The opportunity for MSPs is to provide offerings that satisfy a consumer's rights under the CCPA, according to Walker. "Proactive partners provide a consultative approach to their [clients] and are saying, 'Do you have a plan if a consumer enacts this right?' They will also be asking their customers, 'What's your plan if they want to do an opt-out or if a consumer wants you to remove their data? How will you do that and prove it?' That's where our partners can really help their customers meet the CCPA," she said.

So far, Blancco hasn't found many challenges with California's new legislation because some of the businesses they work with already have processes in place for GDPR compliance. "The complexity is going to come with those businesses that do not have an international arm and those that are net-new," Walker said. The firm has been educating its "impacted partners" for the past six months, she added.

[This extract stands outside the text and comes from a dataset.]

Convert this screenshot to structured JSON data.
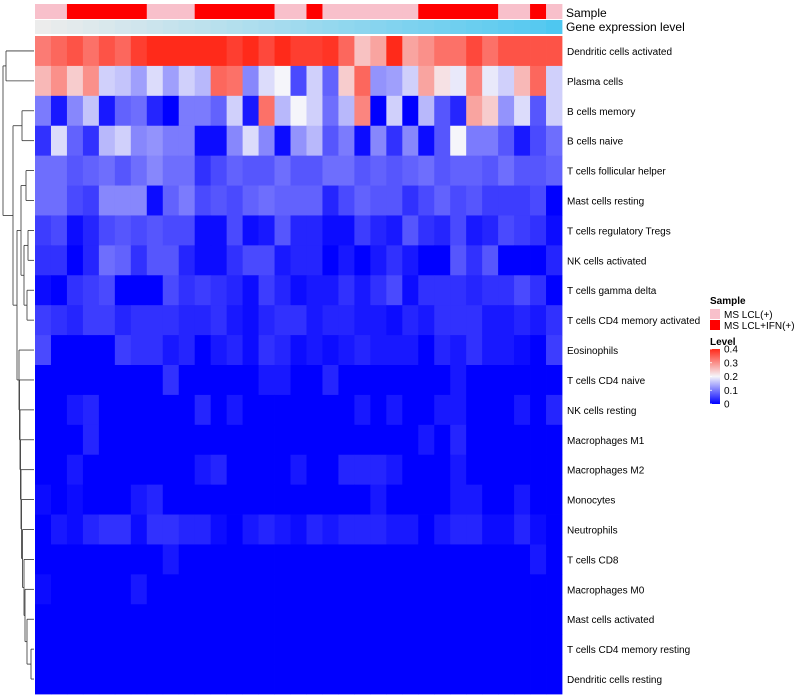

The best advice for MSPs is to be aware of customers that must comply with CCPA requirements and the type of data those customers have you managing, Weaver said. Knowing those two things will prepare most MSPs for CCPA, he added. In addition, MSPs should have their service agreements reviewed to ensure CCPA compliance, define their internal service delivery policies clearly and ensure their external service provider controls are well defined and operating effectively.

Should all partners become CCPA compliant?

Industry watchers predict other states will follow California and soon introduce similar data privacy laws. Monaghan, Walker and Weaver unequivocally agreed that regardless of the state they operate in, partners should strive to become CCPA compliant to ready themselves for new data privacy standards.

Monaghan believes CCPA-level standards will become the norm everywhere in the U.S.

"As California goes, so goes the nation," he said. "I believe this comprehensive approach to privacy will become the norm in states across the country. … So, it makes sense to move to highest levels of data privacy and security."

Weaver said, "MSPs all over the world should be aware of these various laws because they are eerily similar and we should expect more in the future. Data regulation is going to be common no matter where your MSP practice is or where your customers are."